Minor surgeries questions

Everyone has minor surgeries questions. Here’s some that patients and enquirers often ask.


What is minor surgery?

Any surgical procedure that can be carried out in a short period of time using a local anaesthetic. Minor surgery must be carried out in a clinic that is registered with the Care Quality Commission (CQC).

What can be removed?

  • Lumps and bumps
  • Dermatofibroma
  • Skin tags, actinic keratosis, seborrheic keratosis
  • Millia, benign moles, dermal cysts, cherry angiomas, lipomas

Will it hurt?

A local anaesthetic will be injected around the lesion before it’s removed. There may be some mild discomfort however nearly all patients have said it was almost painless.

Who will do the surgery?

Wendy Cousins will carry out the procedures. She will occasionally have some assistance if there are multiple lesions to treat.

How is it done?

A variety of techniques are used to remove lesions including cryotherapy, electrolysis, curettage, shave excision, incision and excision. The method used will depend on the size and local of the lesion.

What happens after?

Once the procedure is completed you will receive comprehensive aftercare advice. This will include what to do if you have any concerns.

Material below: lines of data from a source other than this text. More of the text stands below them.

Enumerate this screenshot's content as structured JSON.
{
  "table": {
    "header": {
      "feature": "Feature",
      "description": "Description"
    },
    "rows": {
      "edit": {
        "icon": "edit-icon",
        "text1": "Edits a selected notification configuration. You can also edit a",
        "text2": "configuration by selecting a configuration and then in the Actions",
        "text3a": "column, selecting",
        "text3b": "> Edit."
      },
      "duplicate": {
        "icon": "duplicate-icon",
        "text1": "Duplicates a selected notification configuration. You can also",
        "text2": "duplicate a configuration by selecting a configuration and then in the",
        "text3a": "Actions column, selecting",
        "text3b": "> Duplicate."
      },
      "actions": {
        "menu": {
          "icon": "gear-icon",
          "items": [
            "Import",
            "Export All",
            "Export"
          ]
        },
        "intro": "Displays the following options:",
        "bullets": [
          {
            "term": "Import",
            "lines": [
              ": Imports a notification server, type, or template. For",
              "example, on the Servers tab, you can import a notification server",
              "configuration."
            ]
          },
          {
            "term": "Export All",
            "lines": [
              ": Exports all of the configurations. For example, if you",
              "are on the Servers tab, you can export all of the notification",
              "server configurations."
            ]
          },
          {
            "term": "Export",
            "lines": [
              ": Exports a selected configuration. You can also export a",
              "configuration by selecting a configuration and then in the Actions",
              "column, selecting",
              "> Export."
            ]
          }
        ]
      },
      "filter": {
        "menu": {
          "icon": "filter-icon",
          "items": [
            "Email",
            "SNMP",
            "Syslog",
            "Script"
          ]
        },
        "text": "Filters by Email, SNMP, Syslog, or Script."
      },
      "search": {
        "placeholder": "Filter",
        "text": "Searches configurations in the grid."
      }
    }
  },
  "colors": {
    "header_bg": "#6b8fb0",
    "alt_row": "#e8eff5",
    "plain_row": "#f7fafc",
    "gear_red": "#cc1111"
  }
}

You will be given a follow up appointment if any sutures have to be removed.

How much will it cost?

Initial consultations are free of charge.
The price for the surgical procedure will vary from £250 and will depend on the size, the method of removal and the number of lesions to be removed. A full cost will be given at consultation.

How will I know if it’s malignant?

If a lesion is removed and looks suspicious it will be sent to Histopathology.

Will it leave a scar?

Generally the larger the lesion is, the harder it is to remove. There may be a scar once the wound has healed. The degree of scarring will depend on your age, location of lesion and method of removal.

Will the lesion come back?

There is a small risk that the lesion may return after treatment. This can occur with any lesion but is most common with dermal cysts, skin tags and lipomas. This will be discussed during the consultation.